Biraz kafamın karıştığını itiraf edeyim. Bugün korunmaya muhtaç çocuklar deyince gizli ekonomik kriz  diye isimlendirdiğim ve özellikle alt sosyo-ekonomik düzeyde herkesin etkilendiği bir ortamda aile planlamasının da terk edildiğini düşününce, zaten büyük sorunlarla boğuştuğumuz ortada.

Çocuk  gelinlerin ancak televizyon dizisiyle toplum dikkatine gelebildiği bir toplumda yaşadığımın tabii ki farkındayım ama yine de dünle karşılaştırınca en azından haberdarlık konusunda biraz yol  aldığımızı söyleyebilirim.

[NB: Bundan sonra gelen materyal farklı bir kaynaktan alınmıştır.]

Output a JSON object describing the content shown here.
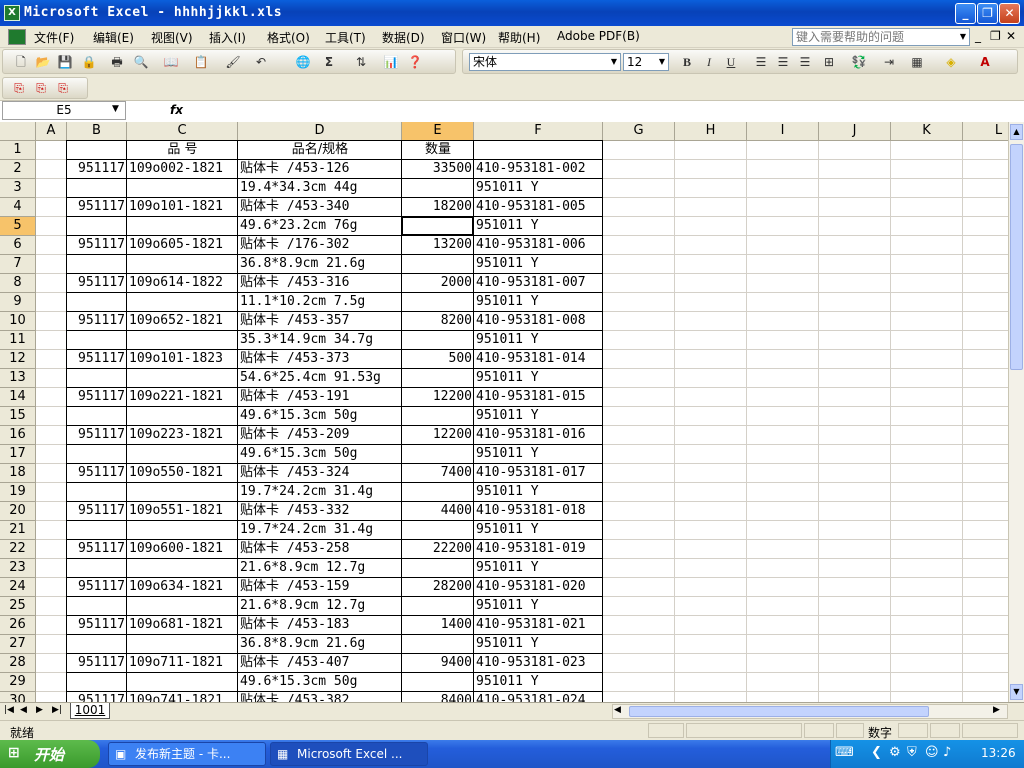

Yani insanlar sadece kendi çocuklarını değil, diğer dedikleri çocukları da artık biliyorlar, onlar için birşey yapmasalar da en azından haberdarlar.

Ama taş atan çocukları ailelerinden aldığımızda o çocuklarımızı ön saflara gönderen militanlar gibi  çocuklara yarar değil sadece zarar veriyor olmaz mıyız? Çünkü çocukların rızasının aranmayacağı  izlenimini aldığım bu haberde  çocuklar arada ezilmeyecekler mi?

Gördüğünüz gibi bir dolu soruyu sorduracak bir uygulama. Problemin çözümüne ne kadar hizmet eder  bilmiyorum ama korunmaya muhtaç çocukların büyük fotoğrafına hizmet etmeyeceğini biliyorum.

Suça itilen çocuklar için Adalet Bakanlığı’nın yapmadıklarını daha tartışmaya açamazken böyle bir  sorunu tartışacak olmamız bence en hafif deyimiyle şanssızlık.

Bence bu karar üzerinde düşünülmesi ve bir kez daha değerlendirilmesi gereken bir karar.